Amendments to the NTA
The Howard Government's 1996 proposed amendments to the NTA contain the following trade offs for outcomes that could balance perceived industry and Indigenous interests:
- eliminate the RTN at exploration but maintain it at the production stage, reducing the time frame for negotiation and arbitration thus potentially reducing transaction costs;
- maintain the once-only RTN for claimants and determined native title holders, but allow a longer time frame for lodgment of claims in response to a future act notification;
- automatic renewal of pre-1994 mining and production leases as intended in the NTA, removing uncertainty and providing predictability for industry; and
- establish a legal framework for NTRBs.
Outcomes
The important outcomes for the petroleum industry would be:
- more streamlined future act notification and negotiation procedures;
- assurance of a once-only RTN;
- more information about cost parameters through the provision for rent sharing with native title parties at the production stage; and
- a statutory framework with mandatory functions for NTRBs providing more certainty that industry interests are dealing with the correct native title parties.
Strategic choices
The petroleum industry should attempt to ensure that amendments to the NTA are the best possible for the industry as a whole, rather than for individual companies. The industry should consider that:
- It is important for industry associations like APPEA to facilitate the establishment of industry standards for negotiations within an amended NTA framework to which all industry members should adhere.
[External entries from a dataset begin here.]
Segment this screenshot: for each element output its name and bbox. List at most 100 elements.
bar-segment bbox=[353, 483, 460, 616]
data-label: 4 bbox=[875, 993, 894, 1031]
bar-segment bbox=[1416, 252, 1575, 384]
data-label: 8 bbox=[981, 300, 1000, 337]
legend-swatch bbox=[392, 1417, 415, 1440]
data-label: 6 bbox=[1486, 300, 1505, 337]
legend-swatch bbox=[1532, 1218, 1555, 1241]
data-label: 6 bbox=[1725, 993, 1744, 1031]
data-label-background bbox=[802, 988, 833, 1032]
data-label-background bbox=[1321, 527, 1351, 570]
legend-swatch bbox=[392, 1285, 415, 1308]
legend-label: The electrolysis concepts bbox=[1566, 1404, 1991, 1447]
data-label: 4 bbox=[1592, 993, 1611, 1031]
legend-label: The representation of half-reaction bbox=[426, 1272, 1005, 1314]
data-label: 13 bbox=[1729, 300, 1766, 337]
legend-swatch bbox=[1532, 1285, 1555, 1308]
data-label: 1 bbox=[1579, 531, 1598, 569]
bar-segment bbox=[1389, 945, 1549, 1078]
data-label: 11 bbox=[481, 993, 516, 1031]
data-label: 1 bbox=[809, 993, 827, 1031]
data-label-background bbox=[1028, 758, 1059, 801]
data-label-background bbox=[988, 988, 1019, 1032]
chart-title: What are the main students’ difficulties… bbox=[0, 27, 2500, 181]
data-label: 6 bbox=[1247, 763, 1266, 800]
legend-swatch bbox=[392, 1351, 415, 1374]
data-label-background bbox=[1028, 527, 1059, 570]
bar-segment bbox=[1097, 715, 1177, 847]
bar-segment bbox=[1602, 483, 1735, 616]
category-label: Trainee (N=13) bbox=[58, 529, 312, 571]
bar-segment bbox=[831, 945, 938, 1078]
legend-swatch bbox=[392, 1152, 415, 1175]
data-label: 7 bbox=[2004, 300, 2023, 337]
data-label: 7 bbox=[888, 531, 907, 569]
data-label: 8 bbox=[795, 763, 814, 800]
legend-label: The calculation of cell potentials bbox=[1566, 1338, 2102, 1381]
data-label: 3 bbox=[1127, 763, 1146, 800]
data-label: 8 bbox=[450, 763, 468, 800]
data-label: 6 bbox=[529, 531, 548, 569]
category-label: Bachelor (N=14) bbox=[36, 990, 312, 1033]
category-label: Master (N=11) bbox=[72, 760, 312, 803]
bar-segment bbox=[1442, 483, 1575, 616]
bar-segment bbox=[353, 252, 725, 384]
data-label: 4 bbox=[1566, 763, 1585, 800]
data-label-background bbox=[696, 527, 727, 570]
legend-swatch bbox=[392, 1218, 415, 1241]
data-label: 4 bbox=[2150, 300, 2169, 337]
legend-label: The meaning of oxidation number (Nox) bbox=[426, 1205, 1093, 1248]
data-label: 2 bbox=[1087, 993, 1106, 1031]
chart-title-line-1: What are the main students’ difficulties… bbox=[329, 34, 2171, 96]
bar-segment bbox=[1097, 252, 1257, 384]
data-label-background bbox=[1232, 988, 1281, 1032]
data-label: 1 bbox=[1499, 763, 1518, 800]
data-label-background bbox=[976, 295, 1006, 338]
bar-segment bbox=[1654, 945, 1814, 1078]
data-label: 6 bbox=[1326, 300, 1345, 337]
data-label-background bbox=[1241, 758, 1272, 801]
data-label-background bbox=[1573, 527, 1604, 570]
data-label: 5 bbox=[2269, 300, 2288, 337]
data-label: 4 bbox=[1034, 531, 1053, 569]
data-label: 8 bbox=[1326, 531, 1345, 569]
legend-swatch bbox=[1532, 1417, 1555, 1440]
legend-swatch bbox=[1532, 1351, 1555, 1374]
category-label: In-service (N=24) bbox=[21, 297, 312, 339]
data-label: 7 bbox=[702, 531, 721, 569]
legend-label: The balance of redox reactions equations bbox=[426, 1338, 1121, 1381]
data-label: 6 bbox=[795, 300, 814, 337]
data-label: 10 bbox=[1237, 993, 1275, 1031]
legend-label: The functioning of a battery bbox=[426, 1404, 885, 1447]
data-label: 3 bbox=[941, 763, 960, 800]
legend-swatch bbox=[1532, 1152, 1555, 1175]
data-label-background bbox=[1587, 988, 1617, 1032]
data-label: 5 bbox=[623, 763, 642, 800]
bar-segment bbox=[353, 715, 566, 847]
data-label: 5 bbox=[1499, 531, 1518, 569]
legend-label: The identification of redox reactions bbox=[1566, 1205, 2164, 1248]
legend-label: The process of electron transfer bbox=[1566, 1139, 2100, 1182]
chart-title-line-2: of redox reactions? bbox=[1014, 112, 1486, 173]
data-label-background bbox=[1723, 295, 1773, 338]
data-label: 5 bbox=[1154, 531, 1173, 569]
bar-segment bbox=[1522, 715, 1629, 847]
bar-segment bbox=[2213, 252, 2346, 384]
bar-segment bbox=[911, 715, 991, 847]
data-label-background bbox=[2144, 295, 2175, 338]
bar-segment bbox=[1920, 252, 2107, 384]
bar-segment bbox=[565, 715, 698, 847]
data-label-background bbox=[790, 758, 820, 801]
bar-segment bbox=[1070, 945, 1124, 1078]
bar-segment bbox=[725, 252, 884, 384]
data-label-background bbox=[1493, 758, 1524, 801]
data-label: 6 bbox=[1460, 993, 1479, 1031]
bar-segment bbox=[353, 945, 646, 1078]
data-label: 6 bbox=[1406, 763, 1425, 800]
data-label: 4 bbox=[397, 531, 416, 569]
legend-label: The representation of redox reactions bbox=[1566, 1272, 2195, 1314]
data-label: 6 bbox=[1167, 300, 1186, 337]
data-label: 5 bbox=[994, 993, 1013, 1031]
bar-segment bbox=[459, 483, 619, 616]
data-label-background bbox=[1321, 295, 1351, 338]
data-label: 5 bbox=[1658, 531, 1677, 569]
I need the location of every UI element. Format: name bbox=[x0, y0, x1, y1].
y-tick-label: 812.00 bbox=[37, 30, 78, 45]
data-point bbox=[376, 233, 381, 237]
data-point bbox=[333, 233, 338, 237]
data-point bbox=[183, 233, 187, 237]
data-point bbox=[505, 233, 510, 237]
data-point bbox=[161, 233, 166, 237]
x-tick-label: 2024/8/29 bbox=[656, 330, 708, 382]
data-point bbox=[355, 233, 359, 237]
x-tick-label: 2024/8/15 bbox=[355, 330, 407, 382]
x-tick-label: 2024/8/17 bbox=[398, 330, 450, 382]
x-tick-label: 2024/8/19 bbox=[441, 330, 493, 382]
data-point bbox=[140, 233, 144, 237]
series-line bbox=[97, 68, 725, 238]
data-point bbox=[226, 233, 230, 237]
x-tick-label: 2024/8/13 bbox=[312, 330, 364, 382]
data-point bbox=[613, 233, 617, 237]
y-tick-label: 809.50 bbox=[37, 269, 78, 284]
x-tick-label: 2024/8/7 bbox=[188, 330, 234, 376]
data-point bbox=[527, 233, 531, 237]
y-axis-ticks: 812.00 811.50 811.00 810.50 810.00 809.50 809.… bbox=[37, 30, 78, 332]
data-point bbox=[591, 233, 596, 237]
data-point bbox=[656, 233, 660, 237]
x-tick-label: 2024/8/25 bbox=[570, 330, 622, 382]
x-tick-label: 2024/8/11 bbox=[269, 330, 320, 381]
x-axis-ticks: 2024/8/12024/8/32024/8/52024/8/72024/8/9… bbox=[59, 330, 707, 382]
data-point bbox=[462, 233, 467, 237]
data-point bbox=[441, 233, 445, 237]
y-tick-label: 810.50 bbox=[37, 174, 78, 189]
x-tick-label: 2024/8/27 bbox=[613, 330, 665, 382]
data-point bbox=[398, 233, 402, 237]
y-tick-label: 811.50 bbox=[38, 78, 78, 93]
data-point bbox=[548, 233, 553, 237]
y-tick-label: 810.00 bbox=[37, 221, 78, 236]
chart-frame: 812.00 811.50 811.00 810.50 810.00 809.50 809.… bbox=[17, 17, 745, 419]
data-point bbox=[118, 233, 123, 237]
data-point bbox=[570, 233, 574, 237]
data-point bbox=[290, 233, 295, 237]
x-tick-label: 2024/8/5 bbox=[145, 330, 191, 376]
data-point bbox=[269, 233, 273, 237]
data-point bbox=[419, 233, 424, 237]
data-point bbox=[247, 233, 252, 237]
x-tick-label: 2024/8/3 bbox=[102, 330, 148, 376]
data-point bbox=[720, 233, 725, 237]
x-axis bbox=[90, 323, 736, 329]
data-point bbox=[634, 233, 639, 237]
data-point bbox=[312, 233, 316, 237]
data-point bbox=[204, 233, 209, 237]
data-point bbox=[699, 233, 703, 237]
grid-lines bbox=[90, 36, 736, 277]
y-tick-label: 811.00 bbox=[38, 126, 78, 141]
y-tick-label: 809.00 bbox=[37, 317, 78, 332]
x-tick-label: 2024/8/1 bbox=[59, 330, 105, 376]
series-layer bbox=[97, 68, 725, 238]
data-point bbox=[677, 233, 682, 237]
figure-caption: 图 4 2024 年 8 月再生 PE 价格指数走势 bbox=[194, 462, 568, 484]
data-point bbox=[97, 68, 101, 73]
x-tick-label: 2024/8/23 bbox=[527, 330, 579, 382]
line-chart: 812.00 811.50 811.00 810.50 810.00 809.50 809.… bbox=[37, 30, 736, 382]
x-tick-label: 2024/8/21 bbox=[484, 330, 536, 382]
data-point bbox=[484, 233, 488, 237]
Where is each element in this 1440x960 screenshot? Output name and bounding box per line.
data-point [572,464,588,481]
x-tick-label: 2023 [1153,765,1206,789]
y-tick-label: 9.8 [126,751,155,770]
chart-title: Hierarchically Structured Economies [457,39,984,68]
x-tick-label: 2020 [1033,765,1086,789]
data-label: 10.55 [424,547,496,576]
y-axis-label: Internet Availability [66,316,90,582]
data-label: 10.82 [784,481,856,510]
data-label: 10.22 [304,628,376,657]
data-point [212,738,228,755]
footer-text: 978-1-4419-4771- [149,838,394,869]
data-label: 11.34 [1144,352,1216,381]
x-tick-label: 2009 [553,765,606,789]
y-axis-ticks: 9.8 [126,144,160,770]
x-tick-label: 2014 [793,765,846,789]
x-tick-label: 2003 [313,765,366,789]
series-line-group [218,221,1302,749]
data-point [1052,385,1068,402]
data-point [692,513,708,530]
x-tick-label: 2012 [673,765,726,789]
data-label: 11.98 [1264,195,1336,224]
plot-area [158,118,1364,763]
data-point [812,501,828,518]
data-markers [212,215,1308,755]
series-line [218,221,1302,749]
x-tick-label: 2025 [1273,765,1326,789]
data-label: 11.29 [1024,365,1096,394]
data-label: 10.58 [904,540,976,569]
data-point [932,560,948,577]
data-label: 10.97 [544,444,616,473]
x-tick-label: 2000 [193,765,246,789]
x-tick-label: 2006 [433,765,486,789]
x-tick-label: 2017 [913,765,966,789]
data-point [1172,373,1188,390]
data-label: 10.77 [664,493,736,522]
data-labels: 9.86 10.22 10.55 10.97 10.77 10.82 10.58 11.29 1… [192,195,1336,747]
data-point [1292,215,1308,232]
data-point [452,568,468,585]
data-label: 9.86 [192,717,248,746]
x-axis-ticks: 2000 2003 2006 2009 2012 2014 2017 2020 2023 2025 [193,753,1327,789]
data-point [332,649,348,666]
- It is important that proposals to strengthen the statutory framework for NTRBs are supported by industry because statutory authorities provide industry with the greatest certainty. Earlier opposition to establishment of these bodies with mandatory functions has led to some of the problems currently being experienced.
- Appropriate rent sharing parameters would provide incentives for native title parties to be pro-development. This should not extend to exploration because no mineral rent is generated at this stage. A negotiated royalty of between 1 and 3 per cent ad valorem could be incorporated in the statute or regulations.
- A strong case can be made that the Commonwealth also needs to share rent with Indigenous interests as in the Northern Territory and South Australia as an incentive for native title parties to support industry activity.
Conclusion
Proposed amendments to the NTA framework are likely to deliver important outcomes for the petroleum industry. The industry needs to provide strong incentives to Indigenous groups to actively participate in the reform process. Peak bodies such as APPEA must take a leadership role in strategically representing industry participants for the benefit of the industry as a whole. The industry could facilitate the reform process by building alliances with both Indigenous interests and the Commonwealth Government in the attempt to develop a cohesive and comprehensive package that makes the NTA more workable for all parties.
This issue brief summarised CAEPR Discussion Paper No. 125, 'Native title and the petroleum industry: recent developments, options, risks, and strategic choices' by J.C. Altman in 1996. It was prepared by Hilary Bek and Lynette Liddle.